Musée du Montparnasse Academy of Painting’in devamında fotoğrafçısı Marc Veux’in arkadaşlarından toparladığı yaklaşık 250.000 fotoğrafı 1952 yılında sergilemesiyle atılıyor bu müzenin temeli. Ölümüyle dağılan koleksiyon Chemin du Montparnasse’yi kuran Roger Pic ile Jean-Marie Drot ile yeniden hayat buluyor ve zamanla Musée du Montparnasse adını da alarak hem fotografın hem de bütün dünya sanat ve sanatçıların aktivitelerine açık bir merkeze dönüşüyor.

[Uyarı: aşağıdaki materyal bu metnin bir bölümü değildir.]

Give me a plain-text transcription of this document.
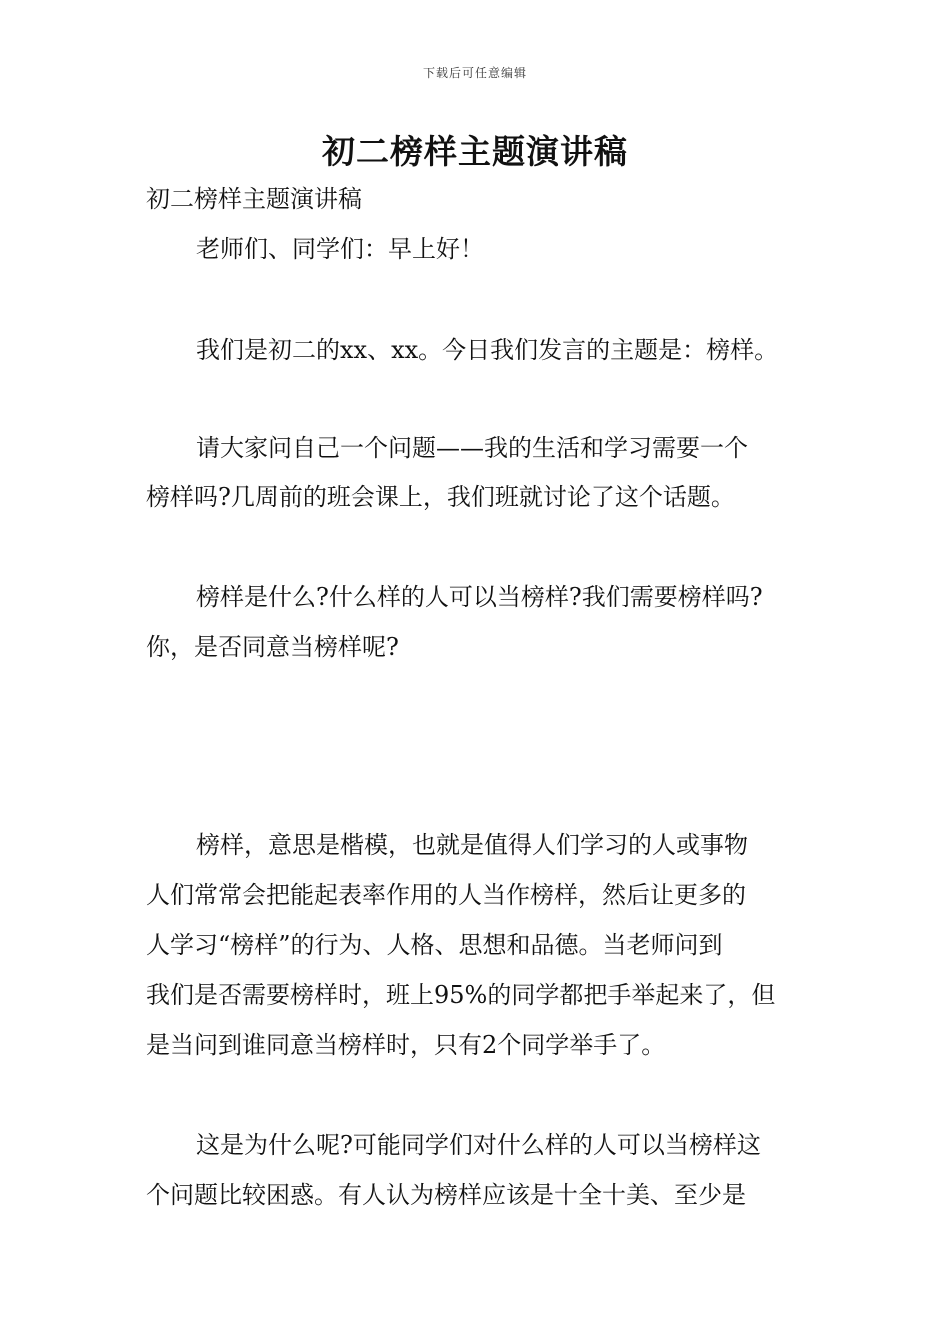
下载后可任意编辑
初二榜样主题演讲稿
初二榜样主题演讲稿
老师们、同学们：早上好！
我们是初二的xx、xx。今日我们发言的主题是：榜样。
请大家问自己一个问题——我的生活和学习需要一个
榜样吗?几周前的班会课上，我们班就讨论了这个话题。
榜样是什么?什么样的人可以当榜样?我们需要榜样吗?
你，是否同意当榜样呢?
榜样，意思是楷模，也就是值得人们学习的人或事物
人们常常会把能起表率作用的人当作榜样，然后让更多的
人学习“榜样”的行为、人格、思想和品德。当老师问到
我们是否需要榜样时，班上95%的同学都把手举起来了，但
是当问到谁同意当榜样时，只有2个同学举手了。
这是为什么呢?可能同学们对什么样的人可以当榜样这
个问题比较困惑。有人认为榜样应该是十全十美、至少是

Yine dünyanın her yerinden gelen geçici sergilere de evsahipliği yapıyor müze.

Arap ve İslam medeniyetlerinin köklerinden günümüze ilgili sanatların sergilendiği Institut du Monde Arabe, Fransız ordularının tarihine tanıklık edebileceğiniz De L’armee Müzesi, Avrupa’nın en büyük cam çatısına sahip, uluslararası sanatçıların sergilerine ev sahipliği yapan Grand Palais, daha çok 19 Yy. sanatçıların eserlerinin sergilendiği hemen yanındaki Petit Palais, Romantik dönemin en önemli ressamlarından biri olan Delacroix’in stüdyosundan dönüştürülen Eugène Delacroix Müzesi, üç binden fazla Picasso eseri ile Picasso’ya ait sanat koleksiyonunun sergilendiği, 1985’ten bu yana hizmet vermekte olan Picasso Müzesi, Parisin tarihinden kesitler sunan Carnavalet Müzesi ve kenar köşelerda daha birçok müze ve galerilerle başbaşa bırakıyorum sizi şimdilik… Bir sonraki yazıda yine Paris ile devam etmek üzere. Bu arada; restaurant ve cafelerin keyfini benim için de çıkarın lütfen. Notre Dame manzarası eşliğinde 1582 yılına gönderme yapan La Tour d’Argent, aristokrat ve entellektüellerin bir zamanlar mekan tuttuğu Le Procope, bir dönem tren garı olarak kullanılmış şimdi müthiş lezzetler sunan Bouillon Chartier, yine 1700’lere dayanan ve Bonaparte ve Joséphine dahil liderlerin, politikacıların yanı sıra sanatçıların da müdavimi olan Le Grand Véfour… sonra Le Rocher de Cancale, Montparnasse 1900, Les Deux Magots, Café de Flore… Tabii ki bunlar en ünlüleri. Ancak yüzlercesi ile şehir sadece ruhunuzu beslemekle kalmayacak, damağınızda da unutulmaz tatlar bırakacak. Dostlukla kalın ve yollarımız hep açık olsun.